Pros
- Strong research and engineering teams (although that is increasingly being hollowed out) - Great culture, no-nonsense approach, healthy debates, especially among the old timers - Competitive core technology (we used to beat Glean on search quality) but that advantage is being whittled away by poor executive leadership
Cons
As one reads the many reviews on here, one may be puzzled by how a team with great colleagues have toxic culture.
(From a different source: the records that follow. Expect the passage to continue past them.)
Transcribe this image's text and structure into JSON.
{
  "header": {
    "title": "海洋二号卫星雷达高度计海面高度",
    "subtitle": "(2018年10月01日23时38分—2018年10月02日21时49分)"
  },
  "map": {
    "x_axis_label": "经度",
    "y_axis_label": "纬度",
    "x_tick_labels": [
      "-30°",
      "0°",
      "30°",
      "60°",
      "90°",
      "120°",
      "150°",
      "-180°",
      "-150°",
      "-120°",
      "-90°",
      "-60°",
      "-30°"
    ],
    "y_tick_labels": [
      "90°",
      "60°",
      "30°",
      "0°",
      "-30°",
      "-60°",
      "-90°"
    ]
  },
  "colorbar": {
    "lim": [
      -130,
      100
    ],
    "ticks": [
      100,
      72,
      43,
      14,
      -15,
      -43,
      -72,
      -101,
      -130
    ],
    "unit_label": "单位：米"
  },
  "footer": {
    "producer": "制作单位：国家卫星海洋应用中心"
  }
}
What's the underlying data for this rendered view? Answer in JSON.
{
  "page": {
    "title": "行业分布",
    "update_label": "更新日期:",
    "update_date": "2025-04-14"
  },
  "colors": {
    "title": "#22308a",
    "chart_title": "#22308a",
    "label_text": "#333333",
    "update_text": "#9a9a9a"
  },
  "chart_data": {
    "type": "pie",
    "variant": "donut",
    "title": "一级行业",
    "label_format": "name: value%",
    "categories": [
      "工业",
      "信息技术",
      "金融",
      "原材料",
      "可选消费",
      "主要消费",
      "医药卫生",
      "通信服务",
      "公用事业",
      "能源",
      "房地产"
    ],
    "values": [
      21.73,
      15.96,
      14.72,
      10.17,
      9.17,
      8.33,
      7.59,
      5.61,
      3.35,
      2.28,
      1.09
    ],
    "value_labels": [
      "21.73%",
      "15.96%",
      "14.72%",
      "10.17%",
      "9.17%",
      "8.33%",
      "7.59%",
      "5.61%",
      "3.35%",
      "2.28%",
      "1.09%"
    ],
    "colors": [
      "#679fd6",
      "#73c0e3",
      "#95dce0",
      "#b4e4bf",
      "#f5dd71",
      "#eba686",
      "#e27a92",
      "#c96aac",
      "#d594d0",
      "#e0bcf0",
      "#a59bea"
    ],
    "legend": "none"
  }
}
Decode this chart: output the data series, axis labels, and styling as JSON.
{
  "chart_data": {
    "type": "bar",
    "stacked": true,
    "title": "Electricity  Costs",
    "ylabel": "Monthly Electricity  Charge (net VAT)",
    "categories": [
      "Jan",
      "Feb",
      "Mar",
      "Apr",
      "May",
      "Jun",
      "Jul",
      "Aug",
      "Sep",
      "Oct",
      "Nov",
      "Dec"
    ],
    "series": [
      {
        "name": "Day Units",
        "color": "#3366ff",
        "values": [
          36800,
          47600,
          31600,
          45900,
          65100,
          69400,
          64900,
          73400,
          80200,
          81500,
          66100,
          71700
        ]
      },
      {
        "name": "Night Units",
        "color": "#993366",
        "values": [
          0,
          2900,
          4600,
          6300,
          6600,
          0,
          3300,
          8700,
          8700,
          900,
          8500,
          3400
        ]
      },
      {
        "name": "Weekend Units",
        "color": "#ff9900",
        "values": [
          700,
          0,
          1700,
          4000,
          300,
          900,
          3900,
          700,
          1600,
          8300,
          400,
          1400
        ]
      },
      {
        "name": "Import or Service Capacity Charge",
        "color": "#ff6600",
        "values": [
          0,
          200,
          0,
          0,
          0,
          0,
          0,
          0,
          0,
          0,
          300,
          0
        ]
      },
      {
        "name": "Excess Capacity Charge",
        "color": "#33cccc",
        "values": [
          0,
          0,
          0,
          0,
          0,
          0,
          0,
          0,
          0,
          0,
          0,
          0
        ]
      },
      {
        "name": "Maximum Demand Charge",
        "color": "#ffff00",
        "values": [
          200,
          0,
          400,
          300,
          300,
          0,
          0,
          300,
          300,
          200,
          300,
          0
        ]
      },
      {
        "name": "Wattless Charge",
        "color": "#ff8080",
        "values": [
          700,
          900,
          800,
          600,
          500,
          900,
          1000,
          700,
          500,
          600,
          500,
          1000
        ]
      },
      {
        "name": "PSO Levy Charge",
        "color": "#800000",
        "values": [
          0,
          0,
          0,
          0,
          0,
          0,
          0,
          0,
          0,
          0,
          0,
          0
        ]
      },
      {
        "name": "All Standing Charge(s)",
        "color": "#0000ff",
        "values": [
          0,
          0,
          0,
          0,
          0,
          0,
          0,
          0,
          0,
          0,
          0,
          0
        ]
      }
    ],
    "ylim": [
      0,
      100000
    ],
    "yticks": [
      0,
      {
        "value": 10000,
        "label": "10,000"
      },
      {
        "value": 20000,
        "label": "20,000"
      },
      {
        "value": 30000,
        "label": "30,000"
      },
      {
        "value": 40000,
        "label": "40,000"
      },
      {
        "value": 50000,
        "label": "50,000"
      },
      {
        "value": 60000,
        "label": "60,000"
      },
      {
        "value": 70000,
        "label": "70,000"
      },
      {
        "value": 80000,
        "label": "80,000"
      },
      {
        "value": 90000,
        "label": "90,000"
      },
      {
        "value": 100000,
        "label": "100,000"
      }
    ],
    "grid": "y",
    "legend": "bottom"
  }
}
Both are true, and here is how: - Act 1, setup: company founded on a vision that was valid but too unfocussed for early stage. Strong team assembled, good tech developed, but revenue doesn't pick up due to lack of focus (primarily due to founder & CEO 1). Investors get antsy and bring in another exec as CRO. - Act 2, change: CRO being a salesman, has the gift of gab - is able to influence many genuinely competent people and hire some good folks. But clueless when it comes to technology and equally unable to focus as CEO 1. Instead of helping the company succeed, CRO takes the easy path of shifting blame to consolidate power; promotes a few fast and high, the kind that also talk a lot and shift blame; openly plays favorites. Thereby the seed of toxicity is planted. - Act 3, sabotage: after a sizable Series-B, CEO 1 officially removed and CRO made CEO 2. CRO/CEO 2 builds a massive sales/GTM org (the only thing he knows how to do, other than talk), even though product wasn't mature enough to warrant large sales org at that stage. We get predictable outcome: high sales comp, steak dinners burn cash; many feature requests from massive sales/pre-sales/solutions eng. teams overwhelm tech org. To make matters worse, CEO changes product direction every 6 months. Now the company is in a death spiral - layoffs every few months, losing contracts, CEO keeps telling bigger and bigger stories with hefty sounding words that he doesn't understand. There is still value in the teams for someone to acquire, but it is unclear if the ego of the CEO will allow him to sell instead of running the company to the ground.